UNITED NATIONS (Reuters) - Syrian refugee Subhi Nahas watched in fear as the al Qaeda-linked group Nusra Front took over his home town of Idlib and began torturing and executing men suspected of being gay. Then, with the rise of Islamic State, came videos of gay men being hurled from buildings.
If the victims did not die from the fall, they were stoned to death.
“This was to be my fate, too,” Nahas told a closed-door informal meeting of the United Nations Security Council on Monday. The meeting was organized by the United States and Chile to draw attention to “brutal attacks” by the militants.
“I was terrified to go out. Nor was my home safe, as my father, who suspiciously monitored my every move, had learned I was gay. I bear a scar on my chin as a token of his rage,” said Nahas, according to a text of his prepared remarks.

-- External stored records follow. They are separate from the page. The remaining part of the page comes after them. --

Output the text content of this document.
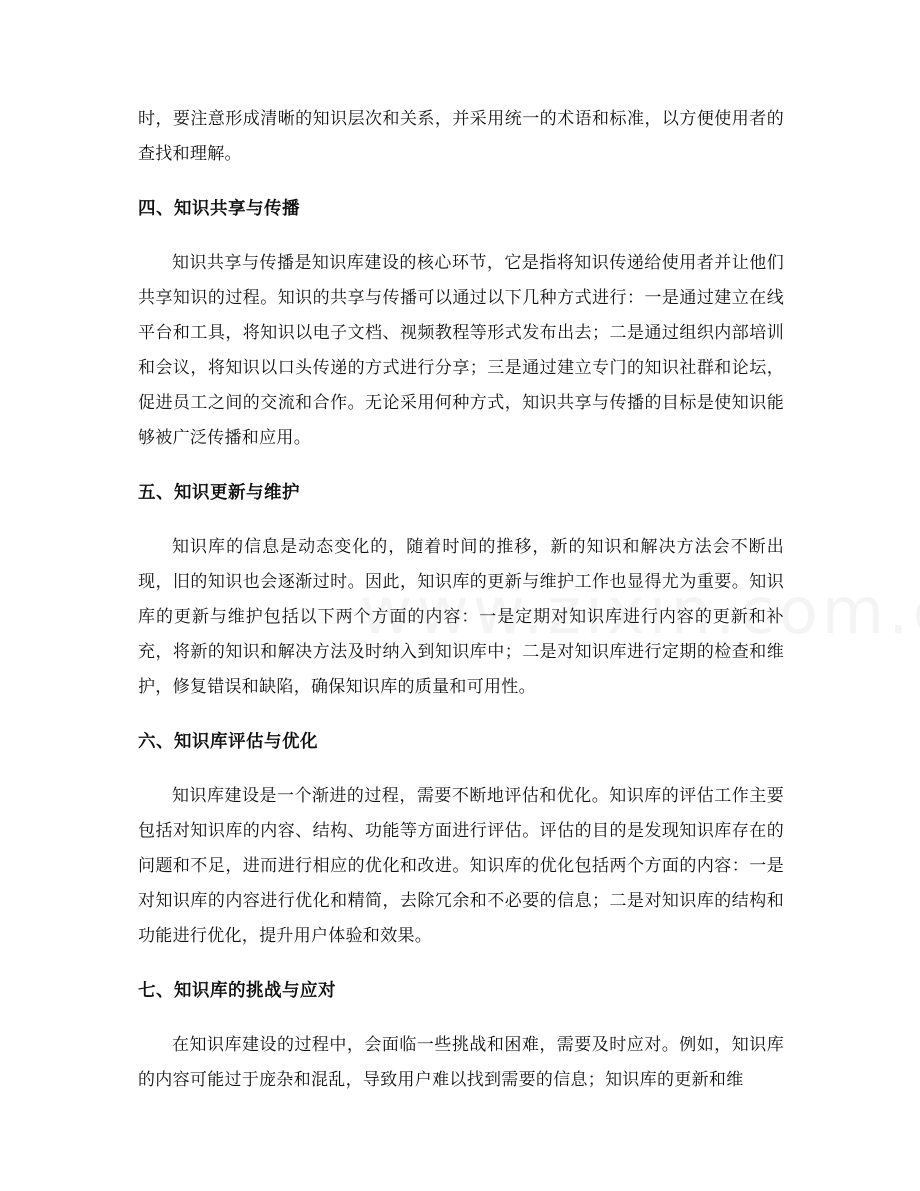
时，要注意形成清晰的知识层次和关系，并采用统一的术语和标准，以方便使用者的查找和理解。

四、知识共享与传播

知识共享与传播是知识库建设的核心环节，它是指将知识传递给使用者并让他们共享知识的过程。知识的共享与传播可以通过以下几种方式进行：一是通过建立在线平台和工具，将知识以电子文档、视频教程等形式发布出去；二是通过组织内部培训和会议，将知识以口头传递的方式进行分享；三是通过建立专门的知识社群和论坛，促进员工之间的交流和合作。无论采用何种方式，知识共享与传播的目标是使知识能够被广泛传播和应用。

五、知识更新与维护

知识库的信息是动态变化的，随着时间的推移，新的知识和解决方法会不断出现，旧的知识也会逐渐过时。因此，知识库的更新与维护工作也显得尤为重要。知识库的更新与维护包括以下两个方面的内容：一是定期对知识库进行内容的更新和补充，将新的知识和解决方法及时纳入到知识库中；二是对知识库进行定期的检查和维护，修复错误和缺陷，确保知识库的质量和可用性。

六、知识库评估与优化

知识库建设是一个渐进的过程，需要不断地评估和优化。知识库的评估工作主要包括对知识库的内容、结构、功能等方面进行评估。评估的目的是发现知识库存在的问题和不足，进而进行相应的优化和改进。知识库的优化包括两个方面的内容：一是对知识库的内容进行优化和精简，去除冗余和不必要的信息；二是对知识库的结构和功能进行优化，提升用户体验和效果。

七、知识库的挑战与应对

在知识库建设的过程中，会面临一些挑战和困难，需要及时应对。例如，知识库的内容可能过于庞杂和混乱，导致用户难以找到需要的信息；知识库的更新和维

U.S. Ambassador to the United Nations Samantha Power said this was the first time the U.N. Security Council had discussed lesbian, gay, bisexual and transgender issues.
“It is impossible not to take up the struggle for their rights as our own as we have other great human rights struggles,” she told the meeting, according to her prepared remarks. “Today, we take a small but important step in assuming that work. It must not be our last step.”
Security Council members are not required to attend informal meetings. Angola and Chad were not present, diplomats said. The meeting was also open to all other U.N. member states.
Islamic State has declared a caliphate in territory it has seized in Iraq and Syria.
An Iraqi man identified as Adnan told his story to the Security Council by telephone from an undisclosed location, as he said he was still not safe.
“In my society, being gay means death and when (Islamic State) kills gays most people are happy because they think we are evil, and (Islamic State) gets a good credit for that,” he said, according to his prepared remarks.
“My own family turned against me when (Islamic State) was after me,” said Adnan, who fled his home. “If (Islamic State) didn’t get me, members of my family would have done it.”
Adnan said Islamic State militants hunt down gay people through cell phone and Facebook contacts of people they capture.
Nahas fled Syria to Lebanon, then moved to Turkey.
“Death threats followed me to Turkey. A former school friend from Idlib named Khalil had joined (Islamic State). He relayed through a mutual friend that he wanted to kill me, aiming to go to paradise,” he said. “I was terrified.”
Nahas has settled in the United States and works with the Organization for Refuge, Asylum, and Migration to help governments and refugee agencies build their capacity to protect LGBT refugees.